Yes, Gerard and Andrew and Piers and Paul and Uncle Tom Cobbley and all, Kevin Rudd and Wayne Swan did look silly when they were unwilling to spell out the predicted deficit and debt last week.
You’re all perfectly right; it would have been far more sensible to have said it clearly: One Hundred and Eighty Eight Billion Dollars, or Three Hundred and Fifteen Billion Dollars, or whatever the agreed amount was, is, or will be. Not to do so appeared evasive and distracted attention from the message they were trying to get across to the public.
But was it really such a big deal? After all, it could hardly be called dissembling; not only were the figures used prominently more than once in the budget papers, they were also paraded ad nauseam by the opposition and the commentators. If it was supposed to be a cover up it was a remarkably ineffective one.
It is also possible, as some of the more conspiratorial pundits have suggested, that the Prime Minister and treasurer were trying to avoid an explicit television grab that could be used as a coalition election ad. But if this was indeed the case, again the tactic was an abject failure. As Sunday’s Insiders program demonstrated, you could knock up an even more devastating ad using the evasions than using a frank admission.
If any of the government’s stable of spin doctors, pollsters, psephologists and other necromancers in fact suggested the approach, they should immediately be hung out to dry, having first suffered ritual disembowelment. And in fact the most interesting part of what is otherwise pretty much a non-story is why the pundits should have believed them capable of such stupidity.

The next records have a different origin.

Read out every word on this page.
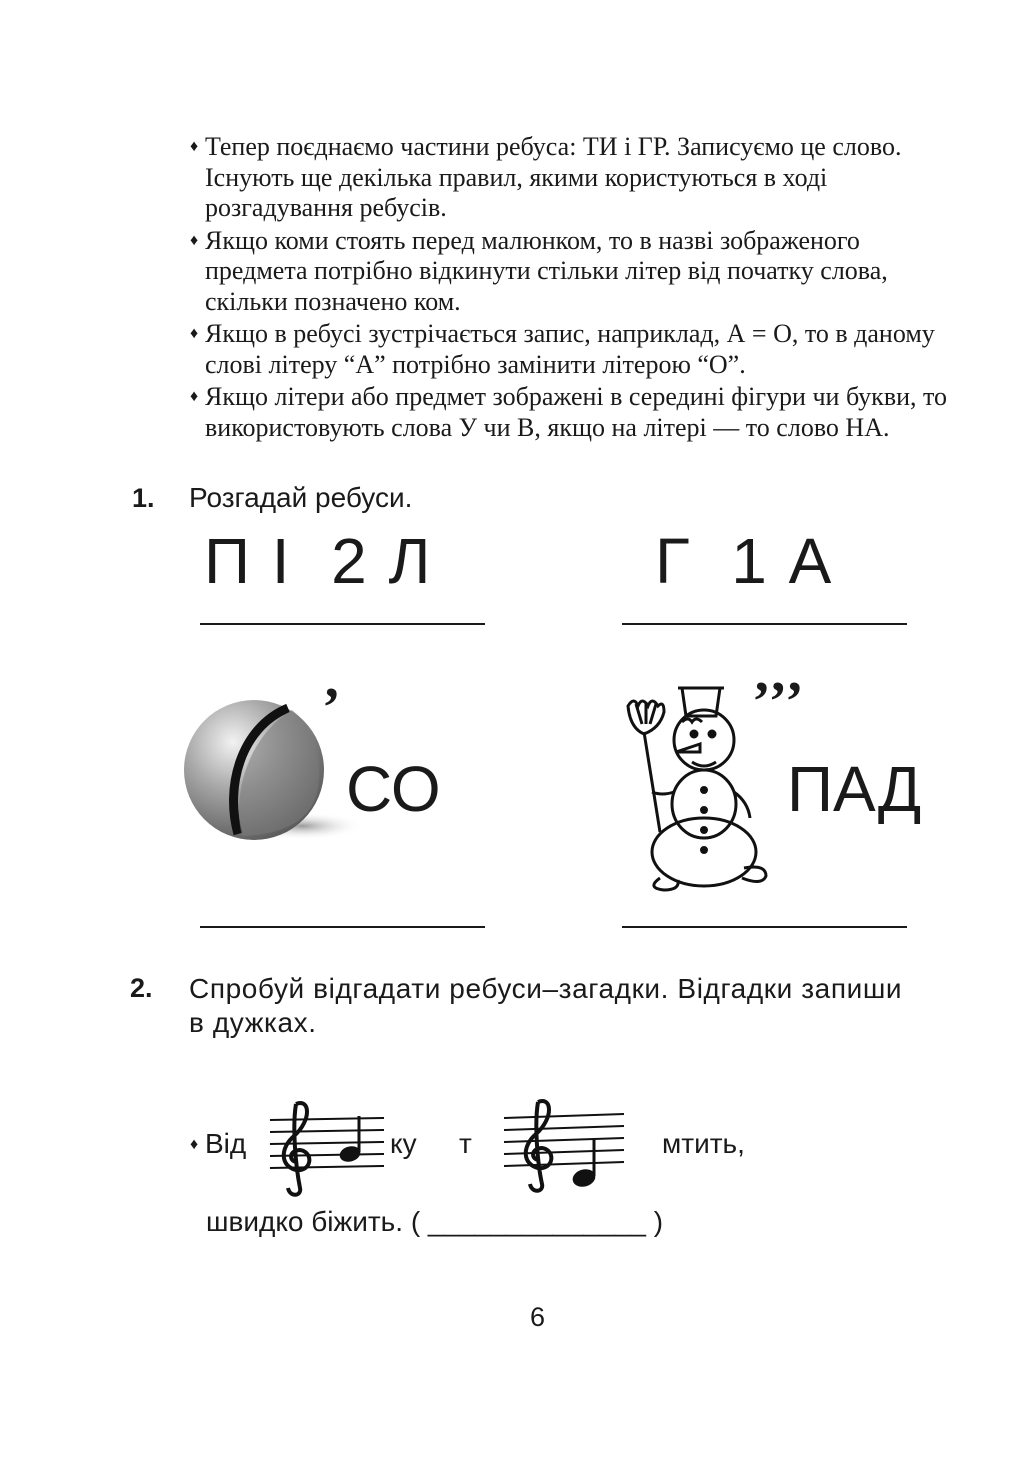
♦ Тепер поєднаємо частини ребуса: ТИ і ГР. Записуємо це слово. Існують ще декілька правил, якими користуються в ході розгадування ребусів.
♦ Якщо коми стоять перед малюнком, то в назві зображеного предмета потрібно відкинути стільки літер від початку слова, скільки позначено ком.
♦ Якщо в ребусі зустрічається запис, наприклад, А = О, то в даному слові літеру “А” потрібно замінити літерою “О”.
♦ Якщо літери або предмет зображені в середині фігури чи букви, то використовують слова У чи В, якщо на літері — то слово НА.
1. Розгадай ребуси.
П І  2 Л	Г  1 А
’
СО
’’’
ПАД
2. Спробуй відгадати ребуси–загадки. Відгадки запиши
в дужках.
♦ Від	ку т	мтить,
швидко біжить. ( ______________ )
6
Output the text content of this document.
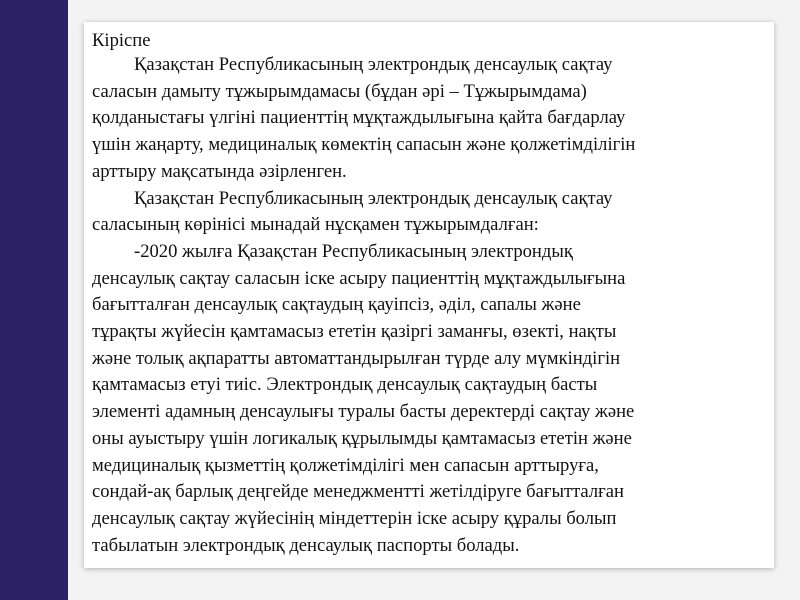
Кіріспе
Қазақстан Республикасының электрондық денсаулық сақтау
саласын дамыту тұжырымдамасы (бұдан әрі – Тұжырымдама)
қолданыстағы үлгіні пациенттің мұқтаждылығына қайта бағдарлау
үшін жаңарту, медициналық көмектің сапасын және қолжетімділігін
арттыру мақсатында әзірленген.
Қазақстан Республикасының электрондық денсаулық сақтау
саласының көрінісі мынадай нұсқамен тұжырымдалған:
-2020 жылға Қазақстан Республикасының электрондық
денсаулық сақтау саласын іске асыру пациенттің мұқтаждылығына
бағытталған денсаулық сақтаудың қауіпсіз, әділ, сапалы және
тұрақты жүйесін қамтамасыз ететін қазіргі заманғы, өзекті, нақты
және толық ақпаратты автоматтандырылған түрде алу мүмкіндігін
қамтамасыз етуі тиіс. Электрондық денсаулық сақтаудың басты
элементі адамның денсаулығы туралы басты деректерді сақтау және
оны ауыстыру үшін логикалық құрылымды қамтамасыз ететін және
медициналық қызметтің қолжетімділігі мен сапасын арттыруға,
сондай-ақ барлық деңгейде менеджментті жетілдіруге бағытталған
денсаулық сақтау жүйесінің міндеттерін іске асыру құралы болып
табылатын электрондық денсаулық паспорты болады.
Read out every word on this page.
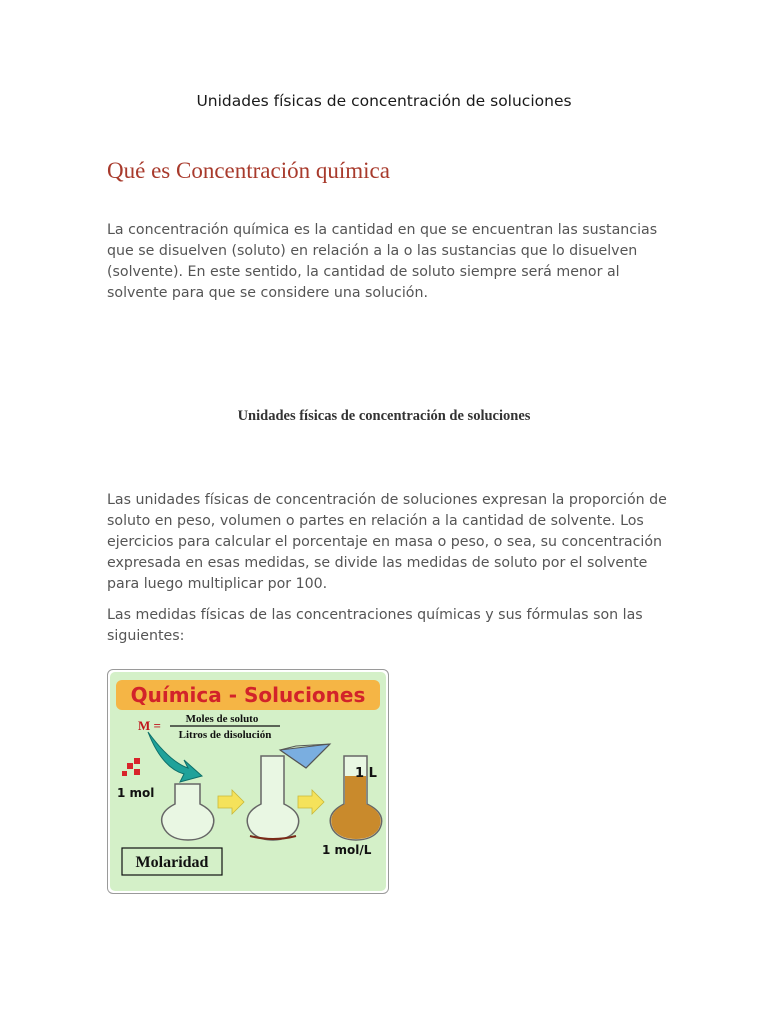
Unidades físicas de concentración de soluciones
Qué es Concentración química

La concentración química es la cantidad en que se encuentran las sustancias que se disuelven (soluto) en relación a la o las sustancias que lo disuelven (solvente). En este sentido, la cantidad de soluto siempre será menor al solvente para que se considere una solución.

Unidades físicas de concentración de soluciones

Las unidades físicas de concentración de soluciones expresan la proporción de soluto en peso, volumen o partes en relación a la cantidad de solvente. Los ejercicios para calcular el porcentaje en masa o peso, o sea, su concentración expresada en esas medidas, se divide las medidas de soluto por el solvente para luego multiplicar por 100.

Las medidas físicas de las concentraciones químicas y sus fórmulas son las siguientes:

Química - Soluciones
M = Moles de soluto
Litros de disolución
1 mol
1 L
1 mol/L
Molaridad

One answer, of course, is that a depressing number of them were recruited from the ranks of the New South Wales ALP mafia, and have simply failed to assimilate. For many years now promoting the Macquarie Street gang has called for a pretty blunt approach. After all, the product has been festering on the shelves for at least a term and a half, and is now long past its use-by date.
Thus every campaign consists largely of trying to persuade the public to take yet another bite of a shit sandwich. Since even the good citizens of the premier state are now finding this a distasteful prospect, every possible distraction must be employed: it’s all about the balloons and streamers, never about the actual dish. In addition the media must be schmoozed and threatened to within an inch of their collective lives in an effort to produce images that will not make the voters actually puke.
Control must be ruthless and absolute; what information is eventually allowed into the public domain must be edited, filtered, purified and sterilised before being released. Only thus will their shop-soiled masters have even the remotest chance of re-election.
But while this sanguinary approach may or may not be appropriate for Nathan Rees and his embattled troops, it is hopelessly at odds with Kevin Rudd’s public image. His is still a fresh government untarnished by scandal and corruption, and radiating re-electability. Rudd himself boasts an approval rating whose longevity is the stuff of legend. Asked to explain it, one letter writer used a single word: “Integrity”. It is a word whose meaning was forgotten many years ago by the Sydney mob, but it is one Rudd can ill afford to lose.
It’s time, as they say, that he took a good look at some of his loyal retainers. This week’s shemozzle was a passing shower. But in these days of climate change worse may be around the corner — unless precautions are taken.
The good news for the week was that Australia has signed the United Nations Optional Protocol to the Convention Against Torture. In other words, we are against it.
This will probably come as no surprise to most Australians, who would never have entertained the idea that we would condone such deliberate and calculated use of pain and cruelty, even against our most vicious antagonists. But the sad fact is that until very recently we had a government that did just that, and one that even turned a blind eye when torture was used against its own citizens.
The reason, of course, was simply that the government of John Howard outsourced its foreign policy to Washington, and America consistently refused to sign the protocol. The American position was curiously ambivalent: the United States would not commit to outlawing torture, but of course, hand on heart, it would never use it. George W. Bush made that perfectly clear: “America does not torture,” he insisted over and over again.
Long before the end of his regime and the concrete evidence that has emerged since, it was clear that America did use extreme measures to obtain information from prisoners. They were frequently “rendered” to other countries which routinely practised torture, but when that proved impractical Americans were perfectly willing to line up for the job.
Baghdad’s Abu Ghraib prison was, of course notorious, but it became increasingly known that similar acts were taking place in Guantanamo Bay, including what has since been named “waterboarding”. But this wasn’t torture; it couldn’t be because America does not torture.
And this bland sophistry was quite enough to satisfy Howard. The Australian Mamdouh Habib had been rendered to Egypt, and David Hicks was in Guantanamo Bay, both receiving the very best of treatment; he had been assured of that personally. And his attorney-General, Phillip Ruddock, said that the worst that could happen to them ws sleep deprivation, and that was hardly torture; why, on long flights he underwent it himself, even in first class.
Funnily enough, none of the politicians who apologised for the regime has accepted the invitation to try a little waterboarding himself. There is still time: Australia still has to pass laws giving force to the Protocol. Mr Howard, Mr Ruddock, step forward: the buckets are full and the volunteers are waiting.